Hocus Pocus by A. W. Jantha

Hocus Pocus by A. W. Jantha

Author:A. W. Jantha [Jantha, A. W.]
Language: eng
Format: epub
Publisher: Disney Book Group
Published: 2022-08-02T00:00:00+00:00


INIFRED GROANED when she saw her reanimated ex scrounging in the dirt to find his own head.

“Ah, crust,” she said. “He’s lost his head.” She launched herself and her broom into a tight, angry circle. “Damn that Thackery Binx!” she cried. “Damn him!”

Beneath her, Billy bleated through his mouth stitches.

“Which way did they go?” Winifred asked, guiding herself closer to him.

He couldn’t speak, of course, but he didn’t point the way, either. She realized he must have gotten directionally confused when his skull went spinning. She looked around the graveyard and noticed a tunnel entrance partially hidden by climbing vines. The twigs around it were broken as if they’d been repeatedly trodden on.

“Billy,” she snapped, turning back to his desiccated corpse. “Listen to me.” His skin and spine crackled and popped as he forced his head back onto his body. “Follow those children, you maggot museum, and get my book. Then come find us; we’ll be ready for them.” She drifted backward, offended by the intensity of the dislike in his eyes. “Quit staring at me. Get moving down that hole.” With that, she led her sisters back over the graveyard fence, muttering “Damn. Double damn!”

Winifred landed lightly on the walk beyond the graveyard gate. In the distance she could see the bell tower of the small graveyard chapel, its delicate lines and single bell outlined white by the pale moon.
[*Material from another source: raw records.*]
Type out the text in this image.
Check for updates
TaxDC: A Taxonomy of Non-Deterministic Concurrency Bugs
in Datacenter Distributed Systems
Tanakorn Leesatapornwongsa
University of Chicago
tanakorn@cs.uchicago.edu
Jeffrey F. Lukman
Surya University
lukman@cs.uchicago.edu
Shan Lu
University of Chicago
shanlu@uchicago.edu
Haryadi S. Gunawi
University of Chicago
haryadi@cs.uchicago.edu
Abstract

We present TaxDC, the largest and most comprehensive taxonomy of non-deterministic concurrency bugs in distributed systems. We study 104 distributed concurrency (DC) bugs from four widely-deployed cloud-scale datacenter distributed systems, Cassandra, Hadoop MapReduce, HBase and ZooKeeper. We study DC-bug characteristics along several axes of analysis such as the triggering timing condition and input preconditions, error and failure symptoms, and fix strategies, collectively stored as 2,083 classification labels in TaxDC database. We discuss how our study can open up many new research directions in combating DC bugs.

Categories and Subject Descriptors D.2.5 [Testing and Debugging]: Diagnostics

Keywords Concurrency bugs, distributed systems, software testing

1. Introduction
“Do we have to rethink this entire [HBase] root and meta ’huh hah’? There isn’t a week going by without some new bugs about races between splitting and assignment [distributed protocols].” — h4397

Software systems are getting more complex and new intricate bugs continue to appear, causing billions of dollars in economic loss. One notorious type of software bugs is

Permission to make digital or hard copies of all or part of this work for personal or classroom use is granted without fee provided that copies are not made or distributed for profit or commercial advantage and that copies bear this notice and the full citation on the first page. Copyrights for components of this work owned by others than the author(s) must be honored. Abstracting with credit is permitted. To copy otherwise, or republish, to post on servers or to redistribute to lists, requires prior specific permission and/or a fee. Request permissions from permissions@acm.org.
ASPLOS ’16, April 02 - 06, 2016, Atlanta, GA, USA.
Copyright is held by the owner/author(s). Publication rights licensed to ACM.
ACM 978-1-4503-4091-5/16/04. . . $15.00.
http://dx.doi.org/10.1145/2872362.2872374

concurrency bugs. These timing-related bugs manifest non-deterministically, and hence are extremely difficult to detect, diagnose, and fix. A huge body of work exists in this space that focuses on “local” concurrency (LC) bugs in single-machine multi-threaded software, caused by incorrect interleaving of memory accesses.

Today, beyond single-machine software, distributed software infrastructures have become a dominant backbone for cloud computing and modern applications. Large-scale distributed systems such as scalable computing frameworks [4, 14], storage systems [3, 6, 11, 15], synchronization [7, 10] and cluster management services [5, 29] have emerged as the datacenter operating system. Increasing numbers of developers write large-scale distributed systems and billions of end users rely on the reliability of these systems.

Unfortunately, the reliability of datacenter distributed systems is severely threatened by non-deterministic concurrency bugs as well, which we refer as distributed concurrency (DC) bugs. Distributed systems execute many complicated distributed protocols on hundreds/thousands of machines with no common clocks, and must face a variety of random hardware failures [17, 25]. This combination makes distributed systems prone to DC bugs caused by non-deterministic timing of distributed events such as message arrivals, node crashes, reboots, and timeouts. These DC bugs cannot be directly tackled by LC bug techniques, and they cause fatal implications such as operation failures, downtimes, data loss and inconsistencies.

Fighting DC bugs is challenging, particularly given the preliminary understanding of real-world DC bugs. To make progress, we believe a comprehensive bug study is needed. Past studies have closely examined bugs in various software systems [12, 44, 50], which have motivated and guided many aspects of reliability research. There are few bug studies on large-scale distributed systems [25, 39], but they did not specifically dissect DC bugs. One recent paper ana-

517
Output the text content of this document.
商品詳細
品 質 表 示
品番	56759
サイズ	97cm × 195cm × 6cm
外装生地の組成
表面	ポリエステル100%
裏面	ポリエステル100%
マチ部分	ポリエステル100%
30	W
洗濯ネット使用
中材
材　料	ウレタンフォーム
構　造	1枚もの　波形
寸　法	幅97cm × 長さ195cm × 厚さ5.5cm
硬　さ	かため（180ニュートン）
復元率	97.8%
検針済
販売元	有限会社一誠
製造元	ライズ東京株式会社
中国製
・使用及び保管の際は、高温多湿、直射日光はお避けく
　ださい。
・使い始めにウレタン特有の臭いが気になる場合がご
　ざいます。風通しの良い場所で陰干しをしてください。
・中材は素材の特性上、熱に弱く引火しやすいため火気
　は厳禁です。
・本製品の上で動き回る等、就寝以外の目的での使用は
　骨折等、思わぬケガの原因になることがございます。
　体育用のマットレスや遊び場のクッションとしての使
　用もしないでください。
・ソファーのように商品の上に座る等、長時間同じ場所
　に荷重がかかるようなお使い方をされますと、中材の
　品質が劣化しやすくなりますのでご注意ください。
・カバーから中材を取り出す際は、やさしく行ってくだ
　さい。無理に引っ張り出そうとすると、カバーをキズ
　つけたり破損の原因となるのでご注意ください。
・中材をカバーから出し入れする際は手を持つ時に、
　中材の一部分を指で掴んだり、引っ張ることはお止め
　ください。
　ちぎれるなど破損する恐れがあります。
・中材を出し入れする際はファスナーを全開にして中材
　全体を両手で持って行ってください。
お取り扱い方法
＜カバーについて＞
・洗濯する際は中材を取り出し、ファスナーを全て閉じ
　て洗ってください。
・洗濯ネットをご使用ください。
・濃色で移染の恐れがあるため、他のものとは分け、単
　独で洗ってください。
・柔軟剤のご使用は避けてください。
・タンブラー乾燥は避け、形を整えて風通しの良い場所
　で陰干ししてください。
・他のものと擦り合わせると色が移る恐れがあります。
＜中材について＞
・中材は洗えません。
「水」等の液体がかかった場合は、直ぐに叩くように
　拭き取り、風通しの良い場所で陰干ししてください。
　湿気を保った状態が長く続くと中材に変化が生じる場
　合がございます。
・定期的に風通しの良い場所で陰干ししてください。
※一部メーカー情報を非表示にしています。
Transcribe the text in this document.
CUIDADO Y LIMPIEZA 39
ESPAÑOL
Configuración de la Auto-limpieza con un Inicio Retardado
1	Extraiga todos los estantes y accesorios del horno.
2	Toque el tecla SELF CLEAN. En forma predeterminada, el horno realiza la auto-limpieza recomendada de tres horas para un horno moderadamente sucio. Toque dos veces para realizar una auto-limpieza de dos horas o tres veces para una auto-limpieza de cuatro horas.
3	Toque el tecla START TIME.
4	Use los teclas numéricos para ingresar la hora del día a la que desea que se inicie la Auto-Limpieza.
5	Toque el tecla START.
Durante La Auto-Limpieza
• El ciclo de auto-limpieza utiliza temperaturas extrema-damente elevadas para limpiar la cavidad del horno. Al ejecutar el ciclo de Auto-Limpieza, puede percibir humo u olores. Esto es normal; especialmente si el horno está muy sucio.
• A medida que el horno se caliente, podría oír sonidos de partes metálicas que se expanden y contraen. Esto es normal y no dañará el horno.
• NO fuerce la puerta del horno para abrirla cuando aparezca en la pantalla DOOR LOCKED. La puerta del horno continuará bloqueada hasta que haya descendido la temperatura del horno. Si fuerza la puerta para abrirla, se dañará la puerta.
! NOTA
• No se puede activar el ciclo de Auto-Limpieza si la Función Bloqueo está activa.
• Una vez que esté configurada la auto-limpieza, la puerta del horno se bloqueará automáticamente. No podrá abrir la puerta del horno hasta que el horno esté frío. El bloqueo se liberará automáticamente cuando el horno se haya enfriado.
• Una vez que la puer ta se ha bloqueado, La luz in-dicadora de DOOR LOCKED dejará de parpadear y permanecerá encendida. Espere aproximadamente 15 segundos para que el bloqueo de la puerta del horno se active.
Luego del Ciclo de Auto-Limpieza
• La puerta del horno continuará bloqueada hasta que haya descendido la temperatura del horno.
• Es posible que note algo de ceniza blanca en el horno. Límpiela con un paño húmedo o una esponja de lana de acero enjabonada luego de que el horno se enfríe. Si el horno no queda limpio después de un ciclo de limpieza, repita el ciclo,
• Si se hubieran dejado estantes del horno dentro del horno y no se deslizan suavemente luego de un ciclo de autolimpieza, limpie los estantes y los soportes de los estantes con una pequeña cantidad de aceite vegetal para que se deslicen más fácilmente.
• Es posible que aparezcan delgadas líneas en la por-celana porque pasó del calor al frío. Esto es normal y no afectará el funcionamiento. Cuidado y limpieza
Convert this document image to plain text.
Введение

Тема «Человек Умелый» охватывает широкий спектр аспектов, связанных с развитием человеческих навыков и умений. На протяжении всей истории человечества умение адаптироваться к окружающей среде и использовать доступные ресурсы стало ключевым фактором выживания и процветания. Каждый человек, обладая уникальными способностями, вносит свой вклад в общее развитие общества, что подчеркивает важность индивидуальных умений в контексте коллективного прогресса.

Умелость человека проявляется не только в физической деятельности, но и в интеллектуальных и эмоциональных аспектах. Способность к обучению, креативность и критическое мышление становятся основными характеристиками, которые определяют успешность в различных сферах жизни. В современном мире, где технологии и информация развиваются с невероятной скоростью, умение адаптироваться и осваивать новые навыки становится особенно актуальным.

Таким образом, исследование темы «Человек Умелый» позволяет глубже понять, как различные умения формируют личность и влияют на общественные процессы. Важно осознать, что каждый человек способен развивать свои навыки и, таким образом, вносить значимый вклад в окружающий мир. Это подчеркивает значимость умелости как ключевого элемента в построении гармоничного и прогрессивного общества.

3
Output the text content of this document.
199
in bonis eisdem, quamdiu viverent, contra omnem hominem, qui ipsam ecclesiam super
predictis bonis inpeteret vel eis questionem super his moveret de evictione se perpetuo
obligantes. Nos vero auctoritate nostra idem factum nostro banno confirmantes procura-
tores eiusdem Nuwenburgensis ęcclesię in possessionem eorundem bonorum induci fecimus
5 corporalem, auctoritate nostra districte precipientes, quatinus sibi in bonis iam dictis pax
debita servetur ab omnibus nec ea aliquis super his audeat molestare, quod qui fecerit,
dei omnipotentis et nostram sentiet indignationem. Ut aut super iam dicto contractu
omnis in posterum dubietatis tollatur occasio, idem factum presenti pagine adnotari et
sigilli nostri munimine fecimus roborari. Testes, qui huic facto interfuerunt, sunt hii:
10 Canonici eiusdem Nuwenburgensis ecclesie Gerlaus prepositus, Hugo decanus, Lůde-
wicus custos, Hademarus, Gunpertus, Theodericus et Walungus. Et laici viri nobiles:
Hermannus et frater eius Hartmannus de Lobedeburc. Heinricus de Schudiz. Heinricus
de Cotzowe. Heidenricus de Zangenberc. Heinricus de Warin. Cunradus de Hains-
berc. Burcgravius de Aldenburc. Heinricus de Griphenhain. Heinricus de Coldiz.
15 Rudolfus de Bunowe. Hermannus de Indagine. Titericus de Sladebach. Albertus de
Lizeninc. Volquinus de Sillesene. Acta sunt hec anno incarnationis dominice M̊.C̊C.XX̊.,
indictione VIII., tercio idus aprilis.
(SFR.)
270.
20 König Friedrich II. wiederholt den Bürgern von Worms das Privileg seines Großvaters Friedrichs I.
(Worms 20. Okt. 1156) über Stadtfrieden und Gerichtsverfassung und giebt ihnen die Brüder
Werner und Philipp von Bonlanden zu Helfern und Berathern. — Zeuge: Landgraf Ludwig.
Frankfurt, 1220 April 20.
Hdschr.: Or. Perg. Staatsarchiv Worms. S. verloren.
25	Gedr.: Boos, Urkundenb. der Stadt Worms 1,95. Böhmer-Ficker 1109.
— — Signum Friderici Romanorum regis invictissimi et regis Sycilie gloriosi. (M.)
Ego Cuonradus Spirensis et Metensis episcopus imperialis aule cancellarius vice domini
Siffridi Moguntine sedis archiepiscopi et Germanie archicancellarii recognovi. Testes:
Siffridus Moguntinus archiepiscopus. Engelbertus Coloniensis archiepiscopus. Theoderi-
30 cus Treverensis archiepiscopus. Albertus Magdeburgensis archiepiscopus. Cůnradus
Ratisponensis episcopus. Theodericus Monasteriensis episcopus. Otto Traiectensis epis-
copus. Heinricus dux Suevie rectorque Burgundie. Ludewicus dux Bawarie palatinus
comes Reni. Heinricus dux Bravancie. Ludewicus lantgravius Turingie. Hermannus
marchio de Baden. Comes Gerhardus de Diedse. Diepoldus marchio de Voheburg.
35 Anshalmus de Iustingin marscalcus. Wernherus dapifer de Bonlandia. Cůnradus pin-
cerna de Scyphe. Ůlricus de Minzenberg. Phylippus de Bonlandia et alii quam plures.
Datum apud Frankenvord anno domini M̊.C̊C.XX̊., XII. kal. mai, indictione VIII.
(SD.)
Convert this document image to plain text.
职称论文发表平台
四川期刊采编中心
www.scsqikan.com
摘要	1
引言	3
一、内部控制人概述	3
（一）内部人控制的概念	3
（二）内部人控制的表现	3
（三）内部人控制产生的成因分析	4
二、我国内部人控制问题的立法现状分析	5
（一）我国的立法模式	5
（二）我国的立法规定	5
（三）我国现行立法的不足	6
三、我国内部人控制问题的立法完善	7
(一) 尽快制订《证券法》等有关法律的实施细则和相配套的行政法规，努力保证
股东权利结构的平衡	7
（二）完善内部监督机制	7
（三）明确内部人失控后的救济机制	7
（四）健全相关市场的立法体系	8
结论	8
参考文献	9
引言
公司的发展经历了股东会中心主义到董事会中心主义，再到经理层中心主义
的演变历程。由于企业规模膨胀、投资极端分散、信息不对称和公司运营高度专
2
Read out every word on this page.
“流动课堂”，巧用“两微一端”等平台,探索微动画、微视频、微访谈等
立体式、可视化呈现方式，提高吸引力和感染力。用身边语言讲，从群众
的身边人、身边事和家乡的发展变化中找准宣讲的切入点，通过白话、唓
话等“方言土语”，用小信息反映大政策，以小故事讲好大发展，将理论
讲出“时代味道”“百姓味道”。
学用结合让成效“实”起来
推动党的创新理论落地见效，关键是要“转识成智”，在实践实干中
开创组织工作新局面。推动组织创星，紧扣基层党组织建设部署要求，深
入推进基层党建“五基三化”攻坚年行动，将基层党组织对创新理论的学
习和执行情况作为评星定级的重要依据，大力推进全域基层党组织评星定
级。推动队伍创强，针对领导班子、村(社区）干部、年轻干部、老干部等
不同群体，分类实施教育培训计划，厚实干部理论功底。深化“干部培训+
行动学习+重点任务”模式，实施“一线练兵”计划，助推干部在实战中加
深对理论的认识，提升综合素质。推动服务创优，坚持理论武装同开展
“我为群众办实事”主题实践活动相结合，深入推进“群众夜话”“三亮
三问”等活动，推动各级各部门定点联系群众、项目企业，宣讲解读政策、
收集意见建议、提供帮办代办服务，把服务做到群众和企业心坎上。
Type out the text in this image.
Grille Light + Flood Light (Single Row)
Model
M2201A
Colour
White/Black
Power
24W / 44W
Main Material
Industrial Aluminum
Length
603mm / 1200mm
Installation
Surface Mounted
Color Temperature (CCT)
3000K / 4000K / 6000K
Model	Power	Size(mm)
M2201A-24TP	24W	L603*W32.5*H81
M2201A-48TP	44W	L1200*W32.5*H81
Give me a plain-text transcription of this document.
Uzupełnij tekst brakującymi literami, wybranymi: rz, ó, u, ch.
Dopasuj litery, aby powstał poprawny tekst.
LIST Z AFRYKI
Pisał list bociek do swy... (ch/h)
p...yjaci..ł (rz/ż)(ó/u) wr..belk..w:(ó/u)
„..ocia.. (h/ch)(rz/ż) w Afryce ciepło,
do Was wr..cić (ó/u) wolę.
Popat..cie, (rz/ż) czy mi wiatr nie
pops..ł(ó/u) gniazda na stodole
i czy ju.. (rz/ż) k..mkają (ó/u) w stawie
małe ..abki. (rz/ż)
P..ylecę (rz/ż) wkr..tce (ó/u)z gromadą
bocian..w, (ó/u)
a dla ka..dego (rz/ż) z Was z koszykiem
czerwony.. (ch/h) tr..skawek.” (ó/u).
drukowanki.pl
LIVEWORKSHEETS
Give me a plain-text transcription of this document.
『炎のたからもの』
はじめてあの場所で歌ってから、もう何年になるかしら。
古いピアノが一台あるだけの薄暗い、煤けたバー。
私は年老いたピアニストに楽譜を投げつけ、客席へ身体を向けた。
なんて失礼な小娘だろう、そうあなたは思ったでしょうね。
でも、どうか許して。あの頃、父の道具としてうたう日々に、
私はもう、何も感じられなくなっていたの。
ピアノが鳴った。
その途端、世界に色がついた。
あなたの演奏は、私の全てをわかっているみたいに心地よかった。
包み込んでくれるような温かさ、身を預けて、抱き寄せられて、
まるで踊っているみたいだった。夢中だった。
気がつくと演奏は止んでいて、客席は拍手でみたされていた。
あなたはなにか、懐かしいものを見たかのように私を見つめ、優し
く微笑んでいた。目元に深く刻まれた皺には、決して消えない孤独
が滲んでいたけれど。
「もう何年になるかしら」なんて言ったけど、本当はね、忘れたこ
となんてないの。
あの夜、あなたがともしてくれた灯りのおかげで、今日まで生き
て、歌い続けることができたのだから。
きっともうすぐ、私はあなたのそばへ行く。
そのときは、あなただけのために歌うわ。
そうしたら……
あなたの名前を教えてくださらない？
As Winifred hurried to the fence, she felt a shock of remembrance from having walked that precise path before. She’d stood there and clutched the gate and watched a graveyard wedding take place more than three hundred years before—had watched another Sanderson say her vows in the only place where Winifred and her sisters didn’t dare intervene.

“They’re here,” Winifred said. She could’ve meant the children, or she could’ve meant the wedding party. For a moment, even Winifred wasn’t sure.

The fence was wrapped with tendrils of dead and dying English ivy, and as she pressed her fingertips to the rough bodies of the vines, she imagined her own mortality and shuddered. It brought her back to the year 1993 and to the task very much at hand. “The children,” she said, her voice gaining strength. “And that flea-riddled cat. I know they’re here, but where are they?” She turned her face toward her brunet sister. “Sniff them out, Mary.” She ignored Sarah entirely, who had started to climb the gate—but to what end, if they could not step foot on hallowed ground?

Mary clenched her fists and breathed deeply. “They’re, they’re . . .” She pressed her face against the iron bars and gave a plaintive sigh. “Oh, I can’t. They’ve gone too far. I’ve lost them.”

Winifred snatched the lobe of Mary’s left ear and dragged her away from the fence. “I’ll have your guts for garters, girl,” she said, shoving her sister away. “Confound you!” Mary clutched at her aching ear, sniveling. “Very well,” said Winifred, almost to herself, “we must outwit them. When Billy the butcher gets here with my book, we shall be ready for them.